The notion that giving that freedom-enhancing tool to the people for unobstructed use would somehow diminish the freedom of some of them seems strikingly misplaced in context of founding-era history. It is, however, more in line with movement conservative anxieties about elites, class divisions, and private advantages for some not enjoyed by others.
I get that part. But I urge you to stay clear on where it comes from. No part of it is at home in founding-era history. That more-anxious thinking comes instead from a darker more divided present.
The founders were institutionalists, not nearly so anxious about elites, and self-consciously doing their best to become committed republicans. The notion of a virtuous institutional press fit all that to perfection. They loved that idea. It matched their experience, and aligned with their ambitions. They intended to build a great nation around liberty-enhancing institutions they could create at their pleasure.

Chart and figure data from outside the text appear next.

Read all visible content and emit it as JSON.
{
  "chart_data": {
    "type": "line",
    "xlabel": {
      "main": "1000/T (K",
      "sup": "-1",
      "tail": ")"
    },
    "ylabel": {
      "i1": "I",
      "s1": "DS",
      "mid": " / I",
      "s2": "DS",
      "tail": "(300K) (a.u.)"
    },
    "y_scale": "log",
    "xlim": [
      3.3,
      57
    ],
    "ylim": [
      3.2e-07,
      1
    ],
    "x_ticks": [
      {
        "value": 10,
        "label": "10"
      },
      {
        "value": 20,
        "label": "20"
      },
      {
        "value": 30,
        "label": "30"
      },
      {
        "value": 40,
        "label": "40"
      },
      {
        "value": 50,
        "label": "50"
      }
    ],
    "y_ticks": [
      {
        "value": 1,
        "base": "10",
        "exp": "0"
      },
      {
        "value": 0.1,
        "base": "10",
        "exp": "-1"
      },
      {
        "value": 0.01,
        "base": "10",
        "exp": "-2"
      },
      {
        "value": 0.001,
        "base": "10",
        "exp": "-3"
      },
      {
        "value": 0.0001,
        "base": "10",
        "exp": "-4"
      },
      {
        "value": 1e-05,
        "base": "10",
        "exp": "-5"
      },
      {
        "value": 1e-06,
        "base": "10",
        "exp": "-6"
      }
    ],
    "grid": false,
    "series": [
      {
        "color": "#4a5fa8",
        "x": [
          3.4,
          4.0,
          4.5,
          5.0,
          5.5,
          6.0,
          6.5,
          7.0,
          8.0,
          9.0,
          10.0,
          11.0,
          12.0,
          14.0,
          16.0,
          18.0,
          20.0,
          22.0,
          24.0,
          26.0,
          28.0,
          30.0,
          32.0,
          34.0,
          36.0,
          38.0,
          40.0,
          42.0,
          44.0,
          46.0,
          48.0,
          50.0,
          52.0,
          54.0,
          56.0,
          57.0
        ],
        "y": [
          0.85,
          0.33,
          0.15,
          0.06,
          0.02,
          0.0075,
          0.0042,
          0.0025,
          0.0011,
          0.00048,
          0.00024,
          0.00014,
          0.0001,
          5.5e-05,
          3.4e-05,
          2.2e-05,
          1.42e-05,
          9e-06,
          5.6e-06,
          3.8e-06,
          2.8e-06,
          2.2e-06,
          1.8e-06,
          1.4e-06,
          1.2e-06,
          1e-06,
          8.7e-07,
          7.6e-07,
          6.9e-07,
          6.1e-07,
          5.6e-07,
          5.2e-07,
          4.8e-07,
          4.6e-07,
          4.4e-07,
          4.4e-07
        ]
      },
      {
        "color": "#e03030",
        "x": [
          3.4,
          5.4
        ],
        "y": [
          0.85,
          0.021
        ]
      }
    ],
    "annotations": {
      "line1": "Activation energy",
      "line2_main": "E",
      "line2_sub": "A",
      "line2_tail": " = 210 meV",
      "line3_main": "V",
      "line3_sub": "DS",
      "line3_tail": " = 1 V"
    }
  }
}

It was a useful thread Lathrop. We differ in terms of the orientation (individual, collective) of enumerated 1A rights (and probably others as well). Funny how we (VC) are discussing the same things 230 years after the fact; somewhere, the Framers are probably secretly pleased the conversation is still happening.
Keep putting your ideas out there in the crucible of debate.
Out of curiosity, where would you put Project Veraitas or Breitbart in this? Institutional press, or not?
I dunno, dustbin of history, institutional press or not.
Indeed, they are harmful to your preferred narrative, aren't they?
Volokh lost and Freedom won at the Oregon Supreme Court in Lowell v. Matthew Wright/Artistic Piano 369 Or 806. Volokh's, etc Amicus failed to persuade the court to give up the media/non media distinction in private figure defamation cases.